Golden Stones are continuing to hatch, especially from Gorge CG up to the Headwaters, but look for them from day to day down to the Candle Creek area too.
A few Salmonflies are around, especially near the hatchery.
My point on these stoneflies is tuck 2 or 3 big dries for Salmonflies, some Clarks Stones for Goldens, and a Dark Chubby or Sofa Pillow in your pack for the next week or 10 days because you might get lucky and run into an area where they are on the menu.
And, don’t forget those little Olive Stones #16-18 over the next couple of weeks too. One of the most important stoneflies on the Metolius in my opinion, just due to sheer volume and length of hatch. Trout eat a lot of these.
There are a whole bunch of Caddis hatches going so be prepared with Iris, CDC, Hemingway, X and Cornfed’s for surface action and Pupa’s under the surface.

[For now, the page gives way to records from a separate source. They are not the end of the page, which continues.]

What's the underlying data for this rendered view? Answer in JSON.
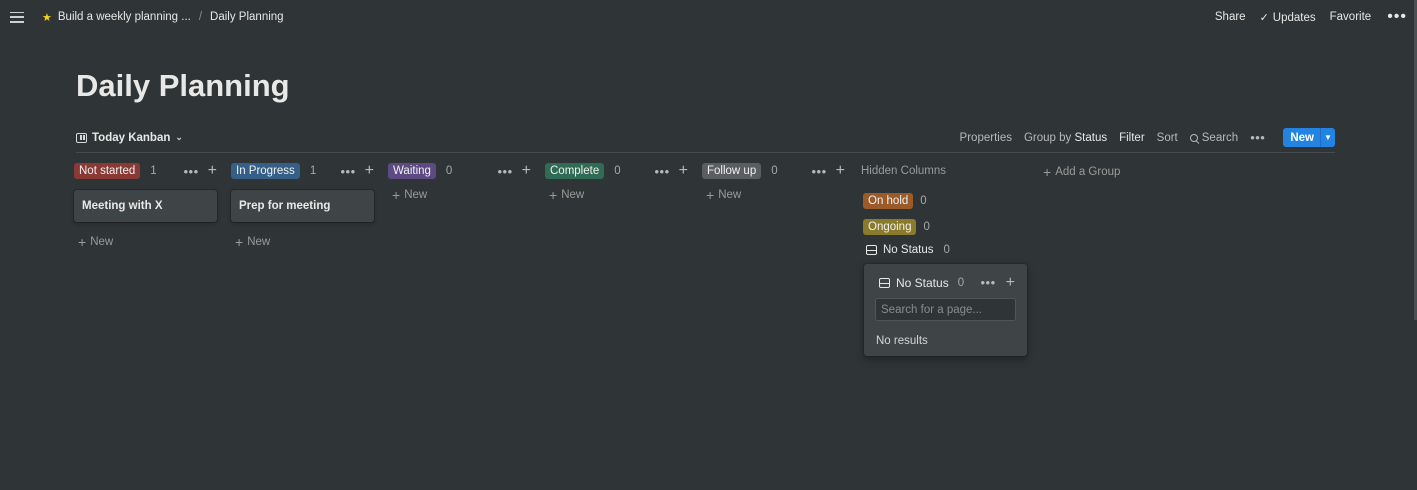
{
  "topbar": {
    "breadcrumb": [
      "Build a weekly planning ...",
      "Daily Planning"
    ],
    "separator": "/",
    "share": "Share",
    "updates": "Updates",
    "favorite": "Favorite"
  },
  "page": {
    "title": "Daily Planning"
  },
  "viewbar": {
    "view_name": "Today Kanban",
    "properties": "Properties",
    "group_by": "Group by",
    "group_by_value": "Status",
    "filter": "Filter",
    "sort": "Sort",
    "search": "Search",
    "new": "New"
  },
  "columns": [
    {
      "label": "Not started",
      "count": "1",
      "color": "#8a3a35",
      "cards": [
        "Meeting with X"
      ],
      "new_label": "New"
    },
    {
      "label": "In Progress",
      "count": "1",
      "color": "#355f86",
      "cards": [
        "Prep for meeting"
      ],
      "new_label": "New"
    },
    {
      "label": "Waiting",
      "count": "0",
      "color": "#5d4a82",
      "cards": [],
      "new_label": "New"
    },
    {
      "label": "Complete",
      "count": "0",
      "color": "#2f6b55",
      "cards": [],
      "new_label": "New"
    },
    {
      "label": "Follow up",
      "count": "0",
      "color": "#5a5e60",
      "cards": [],
      "new_label": "New"
    }
  ],
  "hidden": {
    "title": "Hidden Columns",
    "groups": [
      {
        "label": "On hold",
        "count": "0",
        "color": "#9b5a2a"
      },
      {
        "label": "Ongoing",
        "count": "0",
        "color": "#8a7b2c"
      },
      {
        "label": "No Status",
        "count": "0",
        "icon": "inbox-icon"
      }
    ]
  },
  "add_group": "Add a Group",
  "popup": {
    "title": "No Status",
    "count": "0",
    "search_placeholder": "Search for a page...",
    "no_results": "No results"
  }
}
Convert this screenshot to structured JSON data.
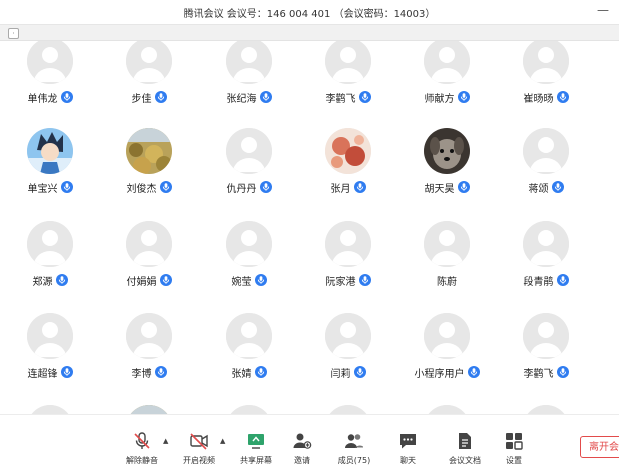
{
  "window": {
    "title": "腾讯会议  会议号：146 004 401  （会议密码：14003）",
    "minimize_symbol": "—"
  },
  "colors": {
    "accent": "#2f7cf0",
    "danger": "#e24b4b",
    "avatar_bg": "#e7e7e7"
  },
  "participants": [
    {
      "name": "单伟龙",
      "mic": true,
      "avatar": "default"
    },
    {
      "name": "步佳",
      "mic": true,
      "avatar": "default"
    },
    {
      "name": "张纪海",
      "mic": true,
      "avatar": "default"
    },
    {
      "name": "李鹳飞",
      "mic": true,
      "avatar": "default"
    },
    {
      "name": "师献方",
      "mic": true,
      "avatar": "default"
    },
    {
      "name": "崔旸旸",
      "mic": true,
      "avatar": "default"
    },
    {
      "name": "单宝兴",
      "mic": true,
      "avatar": "anime"
    },
    {
      "name": "刘俊杰",
      "mic": true,
      "avatar": "leaves"
    },
    {
      "name": "仇丹丹",
      "mic": true,
      "avatar": "default"
    },
    {
      "name": "张月",
      "mic": true,
      "avatar": "flowers"
    },
    {
      "name": "胡天昊",
      "mic": true,
      "avatar": "dog"
    },
    {
      "name": "蒋颂",
      "mic": true,
      "avatar": "default"
    },
    {
      "name": "郑源",
      "mic": true,
      "avatar": "default"
    },
    {
      "name": "付娟娟",
      "mic": true,
      "avatar": "default"
    },
    {
      "name": "婉莹",
      "mic": true,
      "avatar": "default"
    },
    {
      "name": "阮家港",
      "mic": true,
      "avatar": "default"
    },
    {
      "name": "陈蔚",
      "mic": false,
      "avatar": "default"
    },
    {
      "name": "段青鹃",
      "mic": true,
      "avatar": "default"
    },
    {
      "name": "连超锋",
      "mic": true,
      "avatar": "default"
    },
    {
      "name": "李博",
      "mic": true,
      "avatar": "default"
    },
    {
      "name": "张婧",
      "mic": true,
      "avatar": "default"
    },
    {
      "name": "闫莉",
      "mic": true,
      "avatar": "default"
    },
    {
      "name": "小程序用户",
      "mic": true,
      "avatar": "default"
    },
    {
      "name": "李鹳飞",
      "mic": true,
      "avatar": "default"
    },
    {
      "name": "",
      "mic": false,
      "avatar": "default"
    },
    {
      "name": "",
      "mic": false,
      "avatar": "leaves"
    },
    {
      "name": "",
      "mic": false,
      "avatar": "default"
    },
    {
      "name": "",
      "mic": false,
      "avatar": "default"
    },
    {
      "name": "",
      "mic": false,
      "avatar": "default"
    },
    {
      "name": "",
      "mic": false,
      "avatar": "default"
    }
  ],
  "toolbar": {
    "unmute": "解除静音",
    "start_video": "开启视频",
    "share_screen": "共享屏幕",
    "invite": "邀请",
    "members": "成员(75)",
    "chat": "聊天",
    "meeting_docs": "会议文档",
    "settings": "设置",
    "leave": "离开会议"
  }
}
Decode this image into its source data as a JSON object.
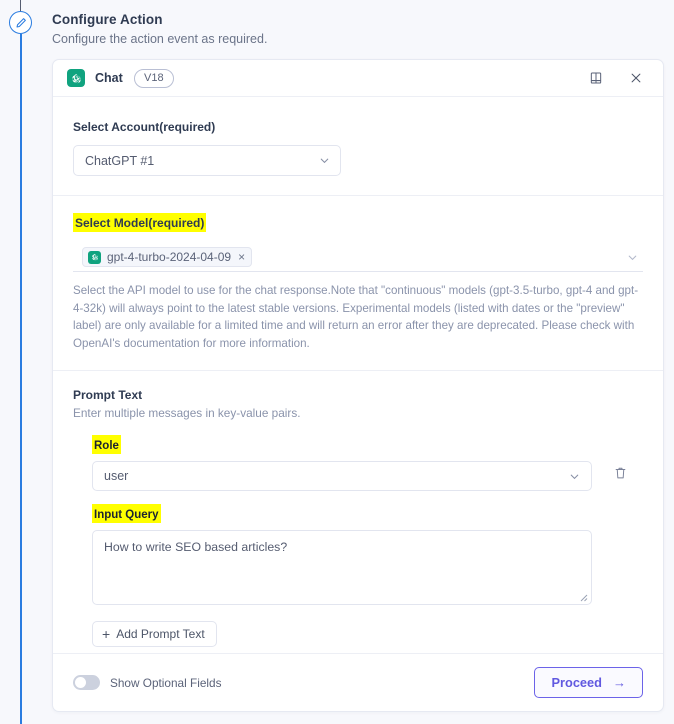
{
  "page": {
    "title": "Configure Action",
    "subtitle": "Configure the action event as required."
  },
  "rail": {
    "icon": "pencil-icon"
  },
  "card": {
    "header": {
      "app_icon": "openai-logo-icon",
      "app_name": "Chat",
      "version": "V18",
      "docs_icon": "book-icon",
      "close_icon": "close-icon"
    },
    "account": {
      "label": "Select Account",
      "required_text": "(required)",
      "value": "ChatGPT #1",
      "chevron_icon": "chevron-down-icon"
    },
    "model": {
      "label": "Select Model",
      "required_text": "(required)",
      "chip_label": "gpt-4-turbo-2024-04-09",
      "chip_remove": "×",
      "chip_icon": "openai-logo-icon",
      "chevron_icon": "chevron-down-icon",
      "help": "Select the API model to use for the chat response.Note that \"continuous\" models (gpt-3.5-turbo, gpt-4 and gpt-4-32k) will always point to the latest stable versions. Experimental models (listed with dates or the \"preview\" label) are only available for a limited time and will return an error after they are deprecated. Please check with OpenAI's documentation for more information."
    },
    "prompt": {
      "title": "Prompt Text",
      "subtitle": "Enter multiple messages in key-value pairs.",
      "role_label": "Role",
      "role_value": "user",
      "role_chevron_icon": "chevron-down-icon",
      "delete_icon": "trash-icon",
      "query_label": "Input Query",
      "query_value": "How to write SEO based articles?",
      "resize_icon": "resize-handle-icon",
      "add_button": "Add Prompt Text",
      "add_icon": "plus-icon"
    },
    "footer": {
      "toggle_label": "Show Optional Fields",
      "toggle_state": "off",
      "proceed_label": "Proceed",
      "proceed_arrow": "→"
    }
  },
  "colors": {
    "highlight": "#ffff00",
    "brand_green": "#10a37f",
    "accent_purple": "#6c63e8",
    "rail_blue": "#2a7ce0",
    "page_bg": "#f7f8fc"
  }
}
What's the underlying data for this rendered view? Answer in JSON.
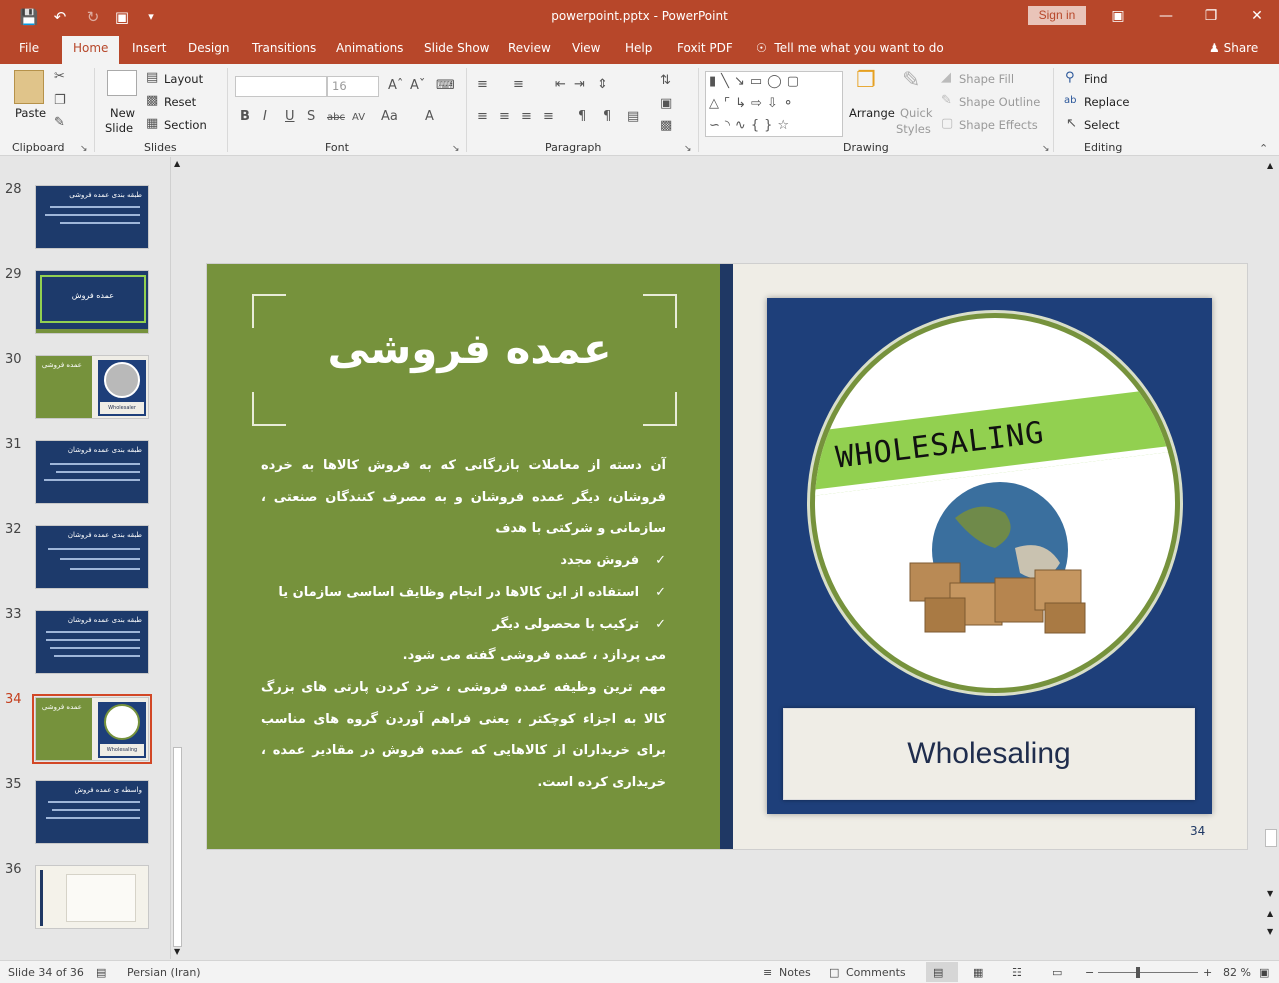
{
  "window": {
    "title": "powerpoint.pptx  -  PowerPoint",
    "signin_label": "Sign in"
  },
  "tabs": [
    "File",
    "Home",
    "Insert",
    "Design",
    "Transitions",
    "Animations",
    "Slide Show",
    "Review",
    "View",
    "Help",
    "Foxit PDF"
  ],
  "tellme": "Tell me what you want to do",
  "share": "Share",
  "ribbon": {
    "clipboard": {
      "label": "Clipboard",
      "paste": "Paste"
    },
    "slides": {
      "label": "Slides",
      "new_slide_1": "New",
      "new_slide_2": "Slide",
      "layout": "Layout",
      "reset": "Reset",
      "section": "Section"
    },
    "font": {
      "label": "Font",
      "size": "16"
    },
    "paragraph": {
      "label": "Paragraph"
    },
    "drawing": {
      "label": "Drawing",
      "arrange": "Arrange",
      "quick_1": "Quick",
      "quick_2": "Styles",
      "shape_fill": "Shape Fill",
      "shape_outline": "Shape Outline",
      "shape_effects": "Shape Effects"
    },
    "editing": {
      "label": "Editing",
      "find": "Find",
      "replace": "Replace",
      "select": "Select"
    }
  },
  "thumbnails": [
    {
      "num": "28",
      "title": "طبقه بندی عمده فروشی"
    },
    {
      "num": "29",
      "title": "عمده فروش"
    },
    {
      "num": "30",
      "title": "عمده فروشی",
      "caption": "Wholesaler"
    },
    {
      "num": "31",
      "title": "طبقه بندی عمده فروشان"
    },
    {
      "num": "32",
      "title": "طبقه بندی عمده فروشان"
    },
    {
      "num": "33",
      "title": "طبقه بندی عمده فروشان"
    },
    {
      "num": "34",
      "title": "عمده فروشی",
      "caption": "Wholesaling"
    },
    {
      "num": "35",
      "title": "واسطه ی عمده فروش"
    },
    {
      "num": "36",
      "title": ""
    }
  ],
  "slide": {
    "title": "عمده فروشی",
    "para1": "آن دسته از معاملات بازرگانی که به فروش کالاها به خرده فروشان، دیگر عمده فروشان و به مصرف کنندگان صنعتی ، سازمانی و شرکتی با هدف",
    "bullets": [
      "فروش مجدد",
      "استفاده از این کالاها در انجام وظایف اساسی سازمان یا",
      "ترکیب با محصولی دیگر"
    ],
    "para2": "می پردازد ، عمده فروشی گفته می شود.",
    "para3": "مهم ترین وظیفه عمده فروشی ، خرد کردن پارتی های بزرگ کالا به اجزاء کوچکتر ، یعنی فراهم آوردن گروه های مناسب برای خریداران از کالاهایی که عمده فروش در مقادیر عمده ، خریداری کرده است.",
    "banner": "WHOLESALING",
    "caption": "Wholesaling",
    "number": "34"
  },
  "status": {
    "slide_info": "Slide 34 of 36",
    "language": "Persian (Iran)",
    "notes": "Notes",
    "comments": "Comments",
    "zoom": "82 %"
  },
  "colors": {
    "accent": "#b7472a",
    "slide_green": "#76923c",
    "slide_blue": "#1f3864",
    "banner_green": "#92d050"
  }
}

A good number of BWO’s, PMD’s and some Mahogany Duns too. Mahogany Duns will increase from Mid-September into October. We love a fly called an Upright Rusty Spinner to match Mahogany Duns. We also love Quill Gordons Grey Comparaduns and EP Sparkle Duns to match this hatch. BWO, PMD and Mahogany’s will be all over from Camp Sherman to Candle Creek and will be heavy on the trouts diet for quite a while into the fall.
Bull Trout fishing is good with Streamers and we highly recommend coming in to check out 2 patterns I had specially tied by Dreamcast in Roseburg. One is a huge conehead articulated all black with rubber legs, and the other is a black and purple articulated conehead that is one of my personal favorites for bull’s. With Steelhead season on the ropes down the Deschutes, Bull Trout swinging might be a good way to keep the spey game on point and enjoy some big tugs from some big char.
Finally, don’t set that Euro Nymphing rod aside, it is an incredible way to catch fish on the Metolius now and throughout the fall and upcoming winter months.